Audit Quality and Enforcement
Audit quality is also back in the spotlight. In FY24, ASIC’s audit surveillance led to enforcement actions against several firms, with concerns ranging from insufficient audit evidence to breaches of independence requirements. For the year ahead, ASIC will expand its review of audit files, including a randomised selection to gain broader insights into firm-wide quality systems. The message is clear: audit firms must invest in both technical rigour and effective quality management.

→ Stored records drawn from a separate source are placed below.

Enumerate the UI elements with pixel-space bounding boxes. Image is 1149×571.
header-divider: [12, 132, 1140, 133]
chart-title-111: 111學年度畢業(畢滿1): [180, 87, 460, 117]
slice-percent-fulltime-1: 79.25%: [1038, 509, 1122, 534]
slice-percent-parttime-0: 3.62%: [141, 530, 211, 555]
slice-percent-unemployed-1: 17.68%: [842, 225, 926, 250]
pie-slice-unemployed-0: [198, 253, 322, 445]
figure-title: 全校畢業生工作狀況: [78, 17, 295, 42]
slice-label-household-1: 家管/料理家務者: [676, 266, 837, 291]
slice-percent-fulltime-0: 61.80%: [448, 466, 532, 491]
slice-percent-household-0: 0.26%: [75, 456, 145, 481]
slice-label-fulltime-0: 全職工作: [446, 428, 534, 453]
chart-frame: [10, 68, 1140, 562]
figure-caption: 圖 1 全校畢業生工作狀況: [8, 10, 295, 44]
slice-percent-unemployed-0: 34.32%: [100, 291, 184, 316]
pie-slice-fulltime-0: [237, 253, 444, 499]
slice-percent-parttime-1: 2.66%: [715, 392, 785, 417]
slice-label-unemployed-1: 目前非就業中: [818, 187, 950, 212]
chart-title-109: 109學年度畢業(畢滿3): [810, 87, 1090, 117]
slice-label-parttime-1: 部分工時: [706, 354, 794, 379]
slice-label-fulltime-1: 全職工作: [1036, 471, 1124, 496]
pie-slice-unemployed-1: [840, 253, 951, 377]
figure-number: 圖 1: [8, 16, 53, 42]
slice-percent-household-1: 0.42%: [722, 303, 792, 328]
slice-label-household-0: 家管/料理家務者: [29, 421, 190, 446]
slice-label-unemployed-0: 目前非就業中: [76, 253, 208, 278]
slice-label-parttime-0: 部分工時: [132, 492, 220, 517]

Registrable Superannuation Entities (RSEs)
Another ongoing priority is the financial reporting obligations of registrable superannuation entities (RSEs). Following new requirements introduced in 2024, ASIC will review a second wave of RSE reports, particularly focusing on how investment portfolios and marketing expenses are valued and disclosed. Firms with superannuation clients should review their advisory processes to ensure consistency with these expectations.
Previously Grandfathered Entities
ASIC continues to enforce compliance by large proprietary companies that lost lodgement exemptions. Enforcement actions will increase for non-lodgement and deficient disclosures.
What Recent Findings Tell Us
This year’s focus areas are consistent with ASIC’s findings from 2023–24. During that period, ASIC reviewed 188 financial reports and 15 audit files. That review led to over $1.88 billion in restatements and several high-profile actions, including preventing companies from issuing streamlined prospectuses due to deficient financial disclosures. These examples underscore ASIC’s commitment to acting where financial reporting fails to meet the required standard.
For firms still adjusting to earlier reforms—such as the removal of lodgement exemptions for ‘grandfathered’ proprietary companies—ASIC’s continued focus on compliance is a reminder that leniency has expired. Enforcement action is now firmly on the table for entities that fail to meet their lodgement and disclosure obligations.
What Firms Should Be Doing
Accounting and audit firms need to take proactive steps. At a minimum, this means reviewing existing documentation practices to ensure that areas involving significant estimates—like provisions, asset values, and revenue streams—are thoroughly supported. It also means ensuring that audits are conducted with sufficient evidence, internal review, and supervision.
For firms working with clients subject to sustainability reporting or recently added to the lodgement net, it’s time to develop clear reporting frameworks. This includes aligning financial reporting teams with ESG data analysts, establishing governance over disclosures, and preparing for independent assurance in the near future.
National Audits Group – Aligned with ASIC’s Priorities
National Audits Group is fully aligned with ASIC’s 2025–26 focus areas. We’re committed to maintaining high audit quality, strengthening our internal review systems, and ensuring compliance across key reporting areas such as asset valuation, revenue recognition, and sustainability disclosures.
We’re actively supporting clients with tailored advice on the new sustainability reporting requirements and continue to work closely with large proprietary companies and superannuation entities to meet evolving financial reporting obligations.
As always, our priority is to help clients navigate complexity with confidence and integrity.